Figoun, the Provençal fig liqueur, is perhaps the most popular form of fig liqueur. Yes you read that right, you actually do get fig liqueur but the greater news is just how simple it is to make at home.

This versatile liqueur pairs well with a variety of other flavors, including citrus, herbs, and spices. Traditionally no water is add it, that said you can make a simple syrup like all liqueurs. Simply boil a cup of water stir in the sugar keep on stirring till all the sugar is dissolved shut flame let cool add to liqueur slowly tasting all the while till its to taste! Notes On Fig Liqueur Recipe If you are using dried Figs, you must first reconstitute it. Put a cup or so of water into a sauce pan. Boil water, add in dried Figs. Crafted and bottled at a 150-year-old distillery in Burgundy, Esprit de Figues’ distillation process involves infusing fresh Violette de Bordeaux figs, grown in Morocco, with high quality French beet spirit (also used in Cointreau, St Germain and Chambord) for three months. The spirit’s vibrant purple hue is derived from the Violette de Bordeaux fig skins.Hey Guys and Gals, are you Looking for an awesome Fig Liqueur D.I.Y. Recipe? You now have no reason to look any further! You have just found what you have been looking for, this is a recipe for the most awesome tasting Fig Liqueur Recipe in the world. Ingredients Step 1 Add orange zest. Pour in the wine and cognac, half cup each. You can even make it with one cup of vodka. Seal and store the liqueur in a cool, dark place for a couple of months, shaking the jar every week or so. Strain through a sieve and then strain again through a sieve lined in muslin. Pour into cold, sterilised bottles and seal.

Carefully strain the liquid through several layers of cheesecloth.
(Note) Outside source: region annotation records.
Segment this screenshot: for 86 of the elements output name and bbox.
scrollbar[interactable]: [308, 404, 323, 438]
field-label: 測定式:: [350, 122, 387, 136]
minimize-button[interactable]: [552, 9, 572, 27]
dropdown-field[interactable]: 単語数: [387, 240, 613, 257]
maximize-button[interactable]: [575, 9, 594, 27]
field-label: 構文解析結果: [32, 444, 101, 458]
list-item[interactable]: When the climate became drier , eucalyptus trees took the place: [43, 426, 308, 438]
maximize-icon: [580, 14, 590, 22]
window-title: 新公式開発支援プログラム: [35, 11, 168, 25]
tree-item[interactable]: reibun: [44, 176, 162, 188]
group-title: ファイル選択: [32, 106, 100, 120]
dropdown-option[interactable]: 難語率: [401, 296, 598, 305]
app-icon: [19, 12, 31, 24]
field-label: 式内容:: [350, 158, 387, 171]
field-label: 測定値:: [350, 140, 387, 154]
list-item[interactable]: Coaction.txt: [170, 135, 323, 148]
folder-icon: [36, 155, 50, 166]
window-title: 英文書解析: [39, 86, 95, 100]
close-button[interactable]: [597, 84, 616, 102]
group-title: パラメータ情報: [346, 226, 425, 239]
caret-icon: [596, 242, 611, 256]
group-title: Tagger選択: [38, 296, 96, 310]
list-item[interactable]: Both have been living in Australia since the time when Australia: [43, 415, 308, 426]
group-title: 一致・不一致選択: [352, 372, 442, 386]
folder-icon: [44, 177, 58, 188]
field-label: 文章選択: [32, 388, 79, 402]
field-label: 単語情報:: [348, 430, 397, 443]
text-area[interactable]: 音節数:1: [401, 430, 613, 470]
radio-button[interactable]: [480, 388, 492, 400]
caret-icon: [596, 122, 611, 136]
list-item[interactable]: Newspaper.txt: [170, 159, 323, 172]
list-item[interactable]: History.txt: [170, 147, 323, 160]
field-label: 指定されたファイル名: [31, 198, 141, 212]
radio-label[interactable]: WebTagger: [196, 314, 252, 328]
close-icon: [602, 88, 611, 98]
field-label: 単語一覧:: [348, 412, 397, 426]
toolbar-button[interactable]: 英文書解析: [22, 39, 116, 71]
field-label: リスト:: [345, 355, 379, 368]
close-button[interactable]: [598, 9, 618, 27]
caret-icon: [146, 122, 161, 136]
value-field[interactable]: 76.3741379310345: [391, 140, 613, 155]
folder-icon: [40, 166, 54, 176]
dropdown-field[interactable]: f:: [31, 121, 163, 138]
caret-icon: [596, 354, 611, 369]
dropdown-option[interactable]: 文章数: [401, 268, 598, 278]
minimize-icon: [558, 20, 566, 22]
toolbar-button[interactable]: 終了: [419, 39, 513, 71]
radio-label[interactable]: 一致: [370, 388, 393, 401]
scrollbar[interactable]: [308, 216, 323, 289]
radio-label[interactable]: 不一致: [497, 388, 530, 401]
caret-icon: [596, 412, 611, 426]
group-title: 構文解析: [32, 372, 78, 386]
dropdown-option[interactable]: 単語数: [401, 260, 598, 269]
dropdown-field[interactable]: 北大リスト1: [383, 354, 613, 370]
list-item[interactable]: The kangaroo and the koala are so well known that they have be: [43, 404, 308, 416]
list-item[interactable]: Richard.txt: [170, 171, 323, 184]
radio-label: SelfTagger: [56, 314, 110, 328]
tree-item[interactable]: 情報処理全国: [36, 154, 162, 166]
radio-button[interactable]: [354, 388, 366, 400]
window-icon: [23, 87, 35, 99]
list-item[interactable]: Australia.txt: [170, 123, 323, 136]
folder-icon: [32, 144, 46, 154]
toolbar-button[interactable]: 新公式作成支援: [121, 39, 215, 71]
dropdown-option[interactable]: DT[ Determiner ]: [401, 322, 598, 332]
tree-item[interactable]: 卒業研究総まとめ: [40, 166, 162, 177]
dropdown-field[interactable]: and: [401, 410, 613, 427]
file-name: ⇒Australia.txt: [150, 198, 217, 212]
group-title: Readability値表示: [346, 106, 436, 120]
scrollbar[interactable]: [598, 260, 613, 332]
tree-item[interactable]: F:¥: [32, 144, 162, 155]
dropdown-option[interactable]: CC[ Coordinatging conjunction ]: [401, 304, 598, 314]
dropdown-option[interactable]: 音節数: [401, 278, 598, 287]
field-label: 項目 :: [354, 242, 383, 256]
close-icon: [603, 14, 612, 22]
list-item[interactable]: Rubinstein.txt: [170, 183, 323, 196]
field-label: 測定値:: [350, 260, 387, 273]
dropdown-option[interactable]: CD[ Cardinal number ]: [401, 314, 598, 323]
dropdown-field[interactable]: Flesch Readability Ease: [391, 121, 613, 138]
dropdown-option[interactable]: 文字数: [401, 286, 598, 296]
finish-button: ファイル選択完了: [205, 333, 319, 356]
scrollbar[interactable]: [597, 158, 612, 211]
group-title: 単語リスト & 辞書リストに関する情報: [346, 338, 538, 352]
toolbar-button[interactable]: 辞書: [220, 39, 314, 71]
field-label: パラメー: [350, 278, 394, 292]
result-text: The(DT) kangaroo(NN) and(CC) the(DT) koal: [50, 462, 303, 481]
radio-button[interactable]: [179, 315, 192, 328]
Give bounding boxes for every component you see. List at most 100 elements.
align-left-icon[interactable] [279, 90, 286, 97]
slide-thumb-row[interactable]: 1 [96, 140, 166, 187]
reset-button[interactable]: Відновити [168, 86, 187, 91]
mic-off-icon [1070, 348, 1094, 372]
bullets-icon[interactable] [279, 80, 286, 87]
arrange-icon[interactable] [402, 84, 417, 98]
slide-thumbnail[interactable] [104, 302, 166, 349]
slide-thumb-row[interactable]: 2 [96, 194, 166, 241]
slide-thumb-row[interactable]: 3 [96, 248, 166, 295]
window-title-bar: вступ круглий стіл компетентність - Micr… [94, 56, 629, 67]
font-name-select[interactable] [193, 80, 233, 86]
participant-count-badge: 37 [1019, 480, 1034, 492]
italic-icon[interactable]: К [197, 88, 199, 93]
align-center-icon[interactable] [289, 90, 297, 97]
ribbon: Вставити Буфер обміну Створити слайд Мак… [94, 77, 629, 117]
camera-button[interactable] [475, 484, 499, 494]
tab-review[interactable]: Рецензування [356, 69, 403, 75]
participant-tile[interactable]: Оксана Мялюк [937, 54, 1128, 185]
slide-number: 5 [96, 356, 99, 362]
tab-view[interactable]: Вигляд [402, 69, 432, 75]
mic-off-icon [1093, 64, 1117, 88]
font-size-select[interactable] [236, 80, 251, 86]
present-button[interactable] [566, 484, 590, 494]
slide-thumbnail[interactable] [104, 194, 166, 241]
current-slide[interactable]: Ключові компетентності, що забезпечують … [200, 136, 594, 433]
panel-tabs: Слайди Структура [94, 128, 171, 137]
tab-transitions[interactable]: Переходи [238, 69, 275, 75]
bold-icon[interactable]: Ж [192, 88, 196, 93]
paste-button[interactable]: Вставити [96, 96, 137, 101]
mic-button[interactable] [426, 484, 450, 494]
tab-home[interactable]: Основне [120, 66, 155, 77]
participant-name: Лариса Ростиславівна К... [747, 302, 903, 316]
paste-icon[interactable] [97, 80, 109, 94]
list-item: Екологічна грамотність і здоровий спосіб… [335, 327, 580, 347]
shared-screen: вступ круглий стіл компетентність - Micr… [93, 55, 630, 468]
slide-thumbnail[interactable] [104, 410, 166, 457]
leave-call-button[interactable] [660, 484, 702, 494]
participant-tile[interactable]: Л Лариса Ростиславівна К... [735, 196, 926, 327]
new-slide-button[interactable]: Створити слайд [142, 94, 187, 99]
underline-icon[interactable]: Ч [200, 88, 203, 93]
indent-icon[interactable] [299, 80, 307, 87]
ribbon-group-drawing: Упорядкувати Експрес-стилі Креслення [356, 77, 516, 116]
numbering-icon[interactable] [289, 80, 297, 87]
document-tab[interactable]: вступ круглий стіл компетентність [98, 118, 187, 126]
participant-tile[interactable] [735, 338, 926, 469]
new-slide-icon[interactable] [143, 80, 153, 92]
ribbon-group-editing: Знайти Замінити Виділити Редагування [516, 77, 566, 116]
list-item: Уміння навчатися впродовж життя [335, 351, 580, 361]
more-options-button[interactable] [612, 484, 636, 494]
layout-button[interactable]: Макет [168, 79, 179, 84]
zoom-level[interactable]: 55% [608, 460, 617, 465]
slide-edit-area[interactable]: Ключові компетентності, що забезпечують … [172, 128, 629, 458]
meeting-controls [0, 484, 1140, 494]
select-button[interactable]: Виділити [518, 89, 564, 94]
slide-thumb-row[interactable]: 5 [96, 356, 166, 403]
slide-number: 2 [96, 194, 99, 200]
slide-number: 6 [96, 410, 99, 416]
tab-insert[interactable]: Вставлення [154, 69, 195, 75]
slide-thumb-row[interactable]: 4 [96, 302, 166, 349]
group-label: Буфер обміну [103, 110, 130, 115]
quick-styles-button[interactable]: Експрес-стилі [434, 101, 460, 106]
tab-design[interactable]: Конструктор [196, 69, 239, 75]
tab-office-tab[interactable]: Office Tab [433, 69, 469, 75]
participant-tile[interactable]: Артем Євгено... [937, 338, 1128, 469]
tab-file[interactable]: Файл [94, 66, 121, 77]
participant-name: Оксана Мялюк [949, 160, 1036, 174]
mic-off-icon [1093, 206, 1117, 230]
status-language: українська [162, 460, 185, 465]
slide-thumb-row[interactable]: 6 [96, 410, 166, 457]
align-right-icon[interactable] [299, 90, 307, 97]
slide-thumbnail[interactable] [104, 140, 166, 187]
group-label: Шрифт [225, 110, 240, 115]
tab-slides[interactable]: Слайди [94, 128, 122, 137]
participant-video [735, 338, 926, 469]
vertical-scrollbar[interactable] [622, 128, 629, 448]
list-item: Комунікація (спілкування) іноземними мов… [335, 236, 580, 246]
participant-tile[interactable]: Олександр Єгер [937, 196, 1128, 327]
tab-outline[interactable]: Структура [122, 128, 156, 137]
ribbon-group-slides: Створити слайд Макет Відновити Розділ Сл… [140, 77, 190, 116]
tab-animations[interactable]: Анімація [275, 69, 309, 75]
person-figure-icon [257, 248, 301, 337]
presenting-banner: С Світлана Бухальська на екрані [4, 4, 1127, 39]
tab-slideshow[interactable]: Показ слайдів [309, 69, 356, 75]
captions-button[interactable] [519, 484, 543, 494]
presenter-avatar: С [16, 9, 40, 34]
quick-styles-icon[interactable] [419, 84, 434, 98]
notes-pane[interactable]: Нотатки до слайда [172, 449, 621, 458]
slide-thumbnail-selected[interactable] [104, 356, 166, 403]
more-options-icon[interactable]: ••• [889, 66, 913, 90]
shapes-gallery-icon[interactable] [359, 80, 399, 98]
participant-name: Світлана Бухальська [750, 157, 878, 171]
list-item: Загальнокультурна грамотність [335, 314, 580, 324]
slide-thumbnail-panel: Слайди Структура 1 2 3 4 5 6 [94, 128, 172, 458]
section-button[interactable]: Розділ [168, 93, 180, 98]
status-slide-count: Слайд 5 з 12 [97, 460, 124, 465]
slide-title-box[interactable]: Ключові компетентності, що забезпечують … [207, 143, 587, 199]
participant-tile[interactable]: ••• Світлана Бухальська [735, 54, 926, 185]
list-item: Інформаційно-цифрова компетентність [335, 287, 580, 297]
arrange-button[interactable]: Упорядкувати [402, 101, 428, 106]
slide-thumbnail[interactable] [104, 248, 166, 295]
It helps to moisten the cheesecloth first so the liquid permeates more smoothly.Fresh Figs, can be substituted with dry figs, if fresh Figs are not available, however I have had better results using fresh figs. Finding that fresh figs add a more complex and deaper flavor to the Liqueur. Utensils Cut Figs into smaller pieces with scissors or a sharp knife. Place cooled fruit in vodka for 2 weeks, shaking occasionally. Esprit de Figues’ origins lie within the fig tree cutting transported from Malta, when Borg’s family migrated to Australia during the 1960s. To this day, the same tree continues to produce succulent figs, but for only two months each year. The short fig season thus inspired Borg to distil a liqueur that would encapsulate the taste of fresh figs, available to be enjoyed year round.